Since 2019, she has been a member of the Board on Mathematical Sciences and Analytics of the National Academies (BMSA). In that role, she has been a reviewer of several projects. Kavraki was a member of the Committee on Emerging Science, Technology, and Innovation in Health and Medicine (CESTI) from 2019 to 2022. She is the founding chair of the Interest Group on Health and Technology of the National Academy of Medicine (2018-2022), and in that role, she organized several workshops: Data Powered Health (2019), Telemedicine and Telehealth: Accelerated Change in the Era of the Pandemic (2020) and Human Health and Equity in an Age of Robotics and Intelligent Machines (2021). She now serves as the chair of the Education of the Health Care & Science Workforce (2024-2026). Kavraki was a co-chair of the 2023 Annual Meeting of the Texas Academy of Science, Medicine, and Engineering.

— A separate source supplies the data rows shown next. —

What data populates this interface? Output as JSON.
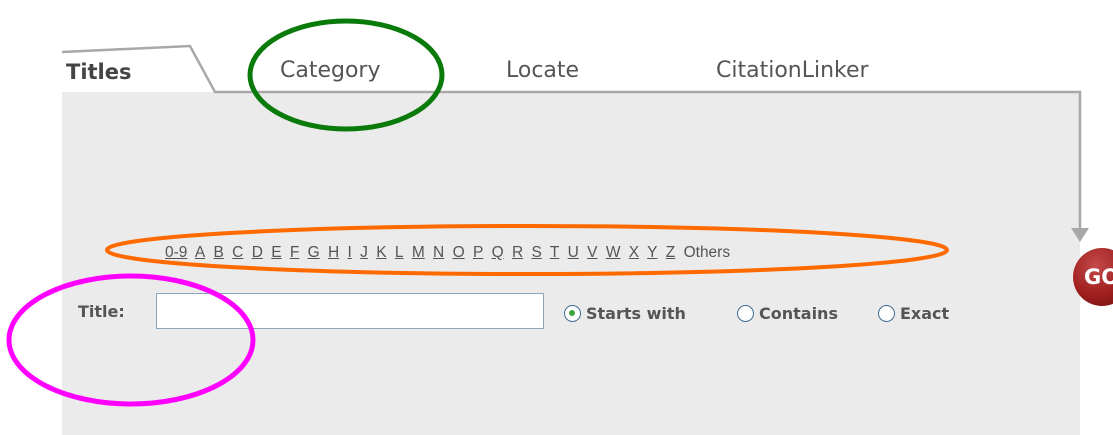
{
  "tabs": [
    {
      "label": "Titles",
      "active": true
    },
    {
      "label": "Category",
      "active": false
    },
    {
      "label": "Locate",
      "active": false
    },
    {
      "label": "CitationLinker",
      "active": false
    }
  ],
  "alphabet": [
    "0-9",
    "A",
    "B",
    "C",
    "D",
    "E",
    "F",
    "G",
    "H",
    "I",
    "J",
    "K",
    "L",
    "M",
    "N",
    "O",
    "P",
    "Q",
    "R",
    "S",
    "T",
    "U",
    "V",
    "W",
    "X",
    "Y",
    "Z"
  ],
  "alphabet_others": "Others",
  "search": {
    "label": "Title:",
    "value": "",
    "placeholder": ""
  },
  "match_options": [
    {
      "label": "Starts with",
      "selected": true
    },
    {
      "label": "Contains",
      "selected": false
    },
    {
      "label": "Exact",
      "selected": false
    }
  ],
  "go_label": "GO",
  "colors": {
    "panel": "#ebebeb",
    "go_button": "#a01f1f",
    "highlight_category": "#0a7a0a",
    "highlight_alphabet": "#ff6a00",
    "highlight_title": "#ff00ff"
  }
}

Kavraki currently serves on the Board of Reviewing Editors for PNAS-Nexus of The National Academy of Sciences of the United States of America. She is Senior Associate Editor for Annual Reviews for Robotics, Control, and Autonomous Systems from Annual Reviews (Editor from 2015-2020); Associate Editor for Science Robotics from Science Journals; and on the Editorial Board for Springer Tracts in Advanced Robotics (STAR), from Springer – Verlag. She was an associate editor of the International Journal of Robotics Research from 2009 to 2022. Kavraki has been the program chair and the general chair of “Robotics: Science and Systems,” the premier robotics conference, and she has served on the program committee of numerous conferences in robotics, including ICRA, IROS, RSS, WAFR, ACC, and others. Currently, she is on the advisory board of RSS and WAFR. Kavraki has generously offered her services on review panels for proposals and award committees. She is also a member of the external advisory committee of two AI Institutes, one major research hospital, and several departments.

On the mentoring side, Kavraki has been a mentor for several faculty at all stages of their career through formal programs such as the mentoring program of the Gulf Coast Consortia and NSF ADVANCE.

Kavraki leads the NIH/NLM T 15 Training Program in Biomedical Informatics and Data Science under the auspices of the Keck Center of the Gulf Coast Consortia in Houston. This training grant involves nine undergraduate and five postdoctoral students.